Полька уважительно называла его на «вы», по виду годится ему в матери — мало постарел Яков, хотя пошел седьмой десяток. У одного сына седина пробивается, а у Якова не видать — видно, Сибирь ему по климату.
Повидался. Обошел несколько казачьих дворов, навестил Марию Синенкину, у нее как раз гость сидел, брат Михея Есаулова, Спиридон Васильевич. Разговорились. Много воды утекло в казачьей речке. Прошла вторая мировая война. И уже не пика или пулемет хозяева на поле боя атомная бомба давно опробована на двух японских городах. А за кордоном упорно приживляют в человеческую речь слова «третья мировая война», которой быть не должно, но которая получила имя сразу после второй мировой войны.

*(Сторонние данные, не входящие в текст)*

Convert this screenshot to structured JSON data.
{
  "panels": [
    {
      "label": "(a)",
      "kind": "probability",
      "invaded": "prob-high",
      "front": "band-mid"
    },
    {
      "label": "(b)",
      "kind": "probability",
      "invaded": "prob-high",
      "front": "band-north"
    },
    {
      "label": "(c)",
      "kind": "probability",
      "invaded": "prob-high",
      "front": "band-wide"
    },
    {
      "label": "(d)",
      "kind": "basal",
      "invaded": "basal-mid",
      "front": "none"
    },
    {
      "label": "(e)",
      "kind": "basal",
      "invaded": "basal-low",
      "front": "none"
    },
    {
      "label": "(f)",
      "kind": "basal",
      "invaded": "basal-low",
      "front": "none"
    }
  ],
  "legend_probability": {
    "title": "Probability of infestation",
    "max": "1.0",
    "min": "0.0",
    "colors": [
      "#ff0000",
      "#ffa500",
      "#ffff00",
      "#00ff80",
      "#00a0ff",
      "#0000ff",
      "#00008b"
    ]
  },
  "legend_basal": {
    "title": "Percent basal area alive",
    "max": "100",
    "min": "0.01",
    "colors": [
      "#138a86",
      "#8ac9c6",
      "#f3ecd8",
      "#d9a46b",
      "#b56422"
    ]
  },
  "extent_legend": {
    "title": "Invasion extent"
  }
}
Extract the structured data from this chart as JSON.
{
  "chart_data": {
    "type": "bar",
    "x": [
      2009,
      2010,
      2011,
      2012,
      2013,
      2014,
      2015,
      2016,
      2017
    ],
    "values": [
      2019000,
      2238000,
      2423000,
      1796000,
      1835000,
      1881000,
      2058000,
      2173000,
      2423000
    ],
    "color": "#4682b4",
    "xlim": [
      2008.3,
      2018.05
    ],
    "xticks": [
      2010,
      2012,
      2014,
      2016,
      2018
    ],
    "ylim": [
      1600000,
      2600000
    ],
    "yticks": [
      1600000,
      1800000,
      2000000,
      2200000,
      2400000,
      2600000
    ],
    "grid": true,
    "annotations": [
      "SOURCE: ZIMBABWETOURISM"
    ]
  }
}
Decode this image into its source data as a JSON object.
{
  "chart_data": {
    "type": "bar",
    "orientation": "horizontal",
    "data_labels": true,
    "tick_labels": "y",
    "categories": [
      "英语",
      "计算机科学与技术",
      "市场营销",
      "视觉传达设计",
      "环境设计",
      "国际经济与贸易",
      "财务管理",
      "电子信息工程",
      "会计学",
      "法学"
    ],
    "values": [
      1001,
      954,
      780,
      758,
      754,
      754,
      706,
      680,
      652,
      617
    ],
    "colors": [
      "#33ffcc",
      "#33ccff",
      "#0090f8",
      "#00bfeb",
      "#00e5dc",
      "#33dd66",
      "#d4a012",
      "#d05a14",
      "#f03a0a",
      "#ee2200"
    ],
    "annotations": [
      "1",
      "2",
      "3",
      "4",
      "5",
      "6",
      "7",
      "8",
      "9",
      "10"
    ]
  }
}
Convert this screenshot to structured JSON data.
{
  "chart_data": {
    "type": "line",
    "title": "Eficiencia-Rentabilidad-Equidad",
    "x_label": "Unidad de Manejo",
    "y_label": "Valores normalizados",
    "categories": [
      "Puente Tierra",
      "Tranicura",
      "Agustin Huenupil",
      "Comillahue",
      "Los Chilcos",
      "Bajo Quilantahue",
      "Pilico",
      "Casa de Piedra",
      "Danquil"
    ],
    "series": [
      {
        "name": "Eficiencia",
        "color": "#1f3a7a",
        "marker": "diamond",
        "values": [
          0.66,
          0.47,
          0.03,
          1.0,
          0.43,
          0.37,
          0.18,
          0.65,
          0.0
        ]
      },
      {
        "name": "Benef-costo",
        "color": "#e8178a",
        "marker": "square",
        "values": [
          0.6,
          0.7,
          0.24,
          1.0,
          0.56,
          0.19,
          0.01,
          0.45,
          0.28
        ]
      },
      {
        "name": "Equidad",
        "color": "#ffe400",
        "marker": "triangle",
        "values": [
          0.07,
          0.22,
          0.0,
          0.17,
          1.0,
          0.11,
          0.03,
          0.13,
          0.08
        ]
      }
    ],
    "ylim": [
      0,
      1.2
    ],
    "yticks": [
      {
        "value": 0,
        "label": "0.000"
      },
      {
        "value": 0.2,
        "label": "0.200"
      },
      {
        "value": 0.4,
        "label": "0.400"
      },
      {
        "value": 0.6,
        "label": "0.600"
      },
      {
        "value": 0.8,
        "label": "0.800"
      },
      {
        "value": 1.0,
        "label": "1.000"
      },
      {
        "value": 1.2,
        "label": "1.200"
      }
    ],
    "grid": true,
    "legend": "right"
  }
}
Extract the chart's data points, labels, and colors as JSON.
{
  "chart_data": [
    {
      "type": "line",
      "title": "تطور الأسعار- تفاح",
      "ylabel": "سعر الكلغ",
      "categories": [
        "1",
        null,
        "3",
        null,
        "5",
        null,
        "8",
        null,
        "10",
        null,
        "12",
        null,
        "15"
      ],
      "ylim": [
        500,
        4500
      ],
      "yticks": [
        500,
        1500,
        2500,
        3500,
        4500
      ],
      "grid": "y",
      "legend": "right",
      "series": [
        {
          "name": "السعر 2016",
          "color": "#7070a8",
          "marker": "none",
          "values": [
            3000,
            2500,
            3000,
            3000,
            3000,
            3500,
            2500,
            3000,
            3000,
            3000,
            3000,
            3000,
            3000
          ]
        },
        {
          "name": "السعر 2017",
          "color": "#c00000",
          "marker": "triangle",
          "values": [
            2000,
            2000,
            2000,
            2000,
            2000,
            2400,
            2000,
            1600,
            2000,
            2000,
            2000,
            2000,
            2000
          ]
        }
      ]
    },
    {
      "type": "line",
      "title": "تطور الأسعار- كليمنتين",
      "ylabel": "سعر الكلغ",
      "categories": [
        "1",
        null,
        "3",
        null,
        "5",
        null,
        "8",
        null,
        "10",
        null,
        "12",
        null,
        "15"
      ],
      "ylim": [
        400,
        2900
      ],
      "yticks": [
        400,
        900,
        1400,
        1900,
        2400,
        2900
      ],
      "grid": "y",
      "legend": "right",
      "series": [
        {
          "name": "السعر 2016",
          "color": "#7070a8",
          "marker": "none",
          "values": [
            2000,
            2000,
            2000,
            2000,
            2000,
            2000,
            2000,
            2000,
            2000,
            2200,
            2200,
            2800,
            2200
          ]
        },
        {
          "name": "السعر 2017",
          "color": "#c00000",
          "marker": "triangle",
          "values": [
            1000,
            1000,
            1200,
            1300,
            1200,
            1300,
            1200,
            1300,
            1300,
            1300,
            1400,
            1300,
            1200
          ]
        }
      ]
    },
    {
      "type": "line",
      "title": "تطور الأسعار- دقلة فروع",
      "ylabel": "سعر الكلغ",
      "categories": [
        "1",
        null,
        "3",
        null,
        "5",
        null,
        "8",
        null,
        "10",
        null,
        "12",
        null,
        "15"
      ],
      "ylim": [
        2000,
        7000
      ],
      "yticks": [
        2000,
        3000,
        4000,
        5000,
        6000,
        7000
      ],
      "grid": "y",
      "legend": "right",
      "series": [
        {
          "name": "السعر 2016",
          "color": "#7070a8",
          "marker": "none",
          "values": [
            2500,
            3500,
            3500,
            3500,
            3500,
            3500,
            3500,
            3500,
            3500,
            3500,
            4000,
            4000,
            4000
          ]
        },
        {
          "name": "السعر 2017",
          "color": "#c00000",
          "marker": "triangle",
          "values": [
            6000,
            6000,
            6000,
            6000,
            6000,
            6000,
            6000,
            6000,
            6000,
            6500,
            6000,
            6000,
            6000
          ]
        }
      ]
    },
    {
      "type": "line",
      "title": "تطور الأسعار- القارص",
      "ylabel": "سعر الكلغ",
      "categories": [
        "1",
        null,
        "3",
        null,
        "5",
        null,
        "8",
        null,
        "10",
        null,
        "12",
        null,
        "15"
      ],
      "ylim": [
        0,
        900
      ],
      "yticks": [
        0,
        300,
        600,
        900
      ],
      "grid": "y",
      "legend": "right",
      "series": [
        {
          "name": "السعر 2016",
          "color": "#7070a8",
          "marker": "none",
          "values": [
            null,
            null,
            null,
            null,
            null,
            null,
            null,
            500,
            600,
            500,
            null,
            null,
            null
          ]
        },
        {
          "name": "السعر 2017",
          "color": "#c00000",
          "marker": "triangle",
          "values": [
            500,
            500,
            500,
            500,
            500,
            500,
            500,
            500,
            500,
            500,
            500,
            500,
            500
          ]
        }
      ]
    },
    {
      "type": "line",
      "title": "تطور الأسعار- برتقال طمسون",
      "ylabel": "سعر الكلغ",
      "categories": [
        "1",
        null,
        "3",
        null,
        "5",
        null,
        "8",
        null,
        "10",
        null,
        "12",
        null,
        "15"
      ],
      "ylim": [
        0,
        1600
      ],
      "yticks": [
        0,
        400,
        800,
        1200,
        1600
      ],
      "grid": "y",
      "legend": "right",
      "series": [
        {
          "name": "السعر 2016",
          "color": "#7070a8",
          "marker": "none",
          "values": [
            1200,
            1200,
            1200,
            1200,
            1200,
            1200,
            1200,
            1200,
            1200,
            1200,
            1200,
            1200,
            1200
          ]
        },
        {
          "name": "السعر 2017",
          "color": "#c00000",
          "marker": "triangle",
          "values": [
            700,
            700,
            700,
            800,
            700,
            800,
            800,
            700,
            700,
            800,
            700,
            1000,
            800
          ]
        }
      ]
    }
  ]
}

Отгостевал Яков, попил в парке богатырь-воды, съездил в соседнюю станицу к особо близкой родне, тетке, сестре покойной матери. Много горьких слез пролилось — только и спасение казачья чарочка. И теперь, уже навсегда, уезжал Яков домой, к семье, в Сибирь.
Перед вокзалом площадь. Но памятник другой. Тех троих, в гранитных шинелях, с багряным камнем знамени, нету. Новый стоит мемориал. Дениса Коршака Яков хоронил. Теперь сказали, что и Михей Есаулов лежит тут. И приезжий медлил, все оглядывался по сторонам, вбирал в душу дальние горы, заснеженные балки, видел живого Михея, непреклонного коммуниста…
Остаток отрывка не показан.